Récemment, la silhouette de l’écrivain américain William Burroughs (1914-1997) est réapparue, sous la forme d’une haute mosaïque, à l’entrée de la rue Gît-le-Cœur, à Paris. Représenté de dos, avec son imper et son chapeau, l’auteur marche vers le petit hôtel où il était descendu, dans les années 1950, avec Jack Kerouac et Allen Ginsberg, ses compagnons de la Beat generation. Invader, artiste bien connu pour ses figurines collées dans les rues de Paris, Tokyo ou New York, cite d’emblée cette nouvelle œuvre quand on l’interroge sur son rapport aux livres et à la littérature : « Burroughs a beaucoup compté pour moi, comme toutes les figures de la contre-culture, et je ne peux pas séparer cet écrivain d’un groupe de rock comme le Velvet Underground ou d’un artiste comme Warhol. A mes yeux, la littérature, c’était une façon de me faire ma propre éducation, d’accéder à un univers qu’on n’étudiait pas à l’école, bref de me marginaliser », confie celui qui a grandi en écoutant de la musique punk, dans un milieu où on lisait peu de livres, et qui s’est familiarisé avec la théorie esthétique en arrivant aux Beaux-Arts de Rouen, à commencer par les écrits de Walter Benjamin.

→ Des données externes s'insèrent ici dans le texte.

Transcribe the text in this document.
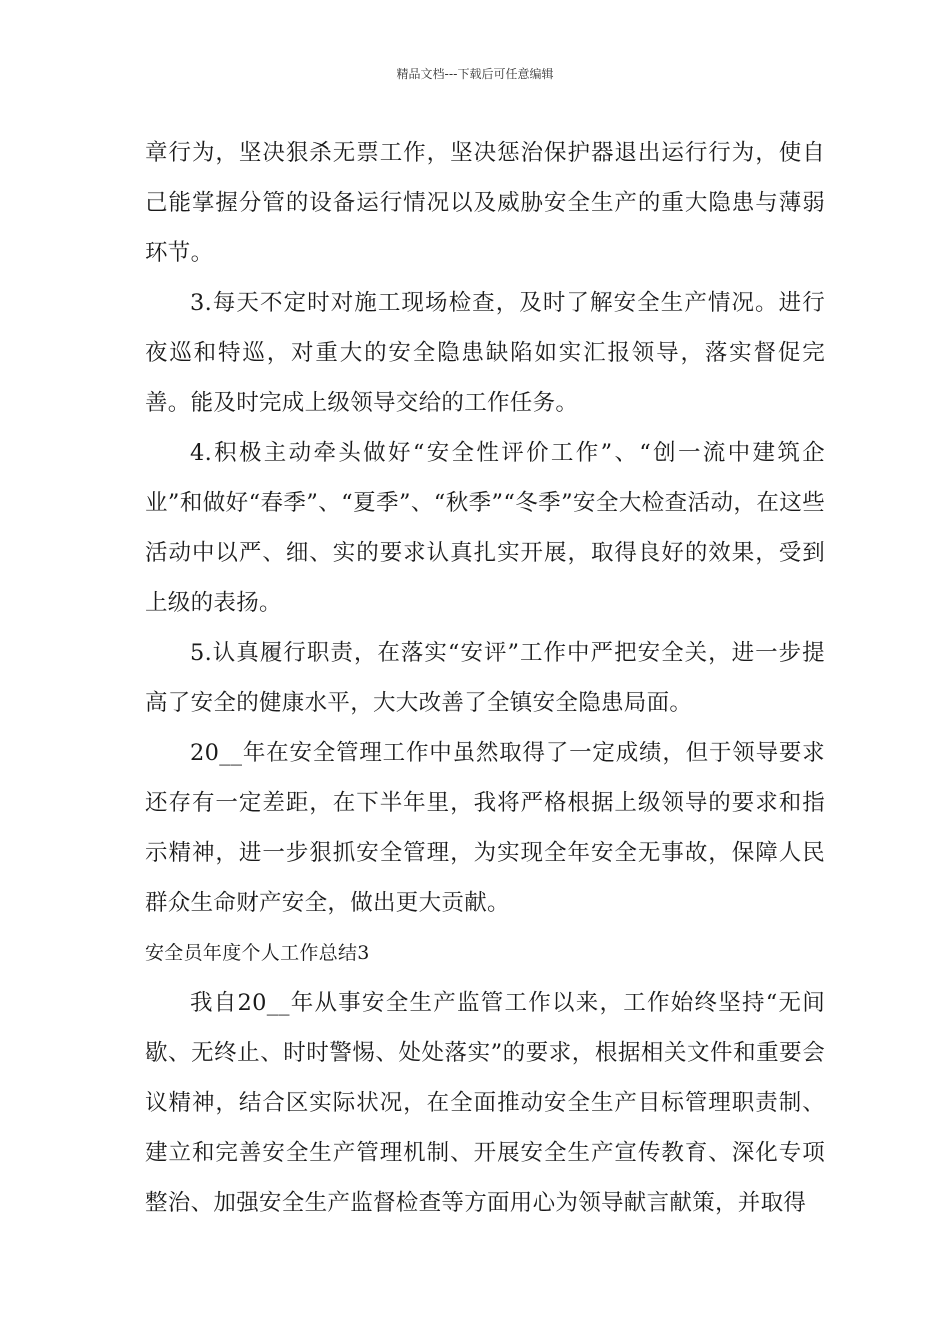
精品文档---下载后可任意编辑

章行为，坚决狠杀无票工作，坚决惩治保护器退出运行行为，使自己能掌握分管的设备运行情况以及威胁安全生产的重大隐患与薄弱环节。

3.每天不定时对施工现场检查，及时了解安全生产情况。进行夜巡和特巡，对重大的安全隐患缺陷如实汇报领导，落实督促完善。能及时完成上级领导交给的工作任务。

4.积极主动牵头做好“安全性评价工作”、“创一流中建筑企业”和做好“春季”、“夏季”、“秋季”“冬季”安全大检查活动，在这些活动中以严、细、实的要求认真扎实开展，取得良好的效果，受到上级的表扬。

5.认真履行职责，在落实“安评”工作中严把安全关，进一步提高了安全的健康水平，大大改善了全镇安全隐患局面。

20__年在安全管理工作中虽然取得了一定成绩，但于领导要求还存有一定差距，在下半年里，我将严格根据上级领导的要求和指示精神，进一步狠抓安全管理，为实现全年安全无事故，保障人民群众生命财产安全，做出更大贡献。

安全员年度个人工作总结3

我自20__年从事安全生产监管工作以来，工作始终坚持“无间歇、无终止、时时警惕、处处落实”的要求，根据相关文件和重要会议精神，结合区实际状况，在全面推动安全生产目标管理职责制、建立和完善安全生产管理机制、开展安全生产宣传教育、深化专项整治、加强安全生产监督检查等方面用心为领导献言献策，并取得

Mosaïques explicitement inspirées du patrimoine littéraireA travers Benjamin, penseur de la flânerie libertaire et des passages parisiens, on touche un aspect plus profond de la relation qu’entretient Invader avec la chose écrite. Par-delà les mosaïques explicitement inspirées du patrimoine littéraire, et notamment des contes enfantins (La Petite Sirène, Alice au pays des merveilles…), il y a sa pratique singulière, qui relève de la course effrénée mais aussi du discours éperdu. Car cet artiste obstinément anonyme s’est fait scripteur un brin mégalo, conjuguant inscription urbaine et écriture ineffaçable, invasion graphique et dissémination autobiographique....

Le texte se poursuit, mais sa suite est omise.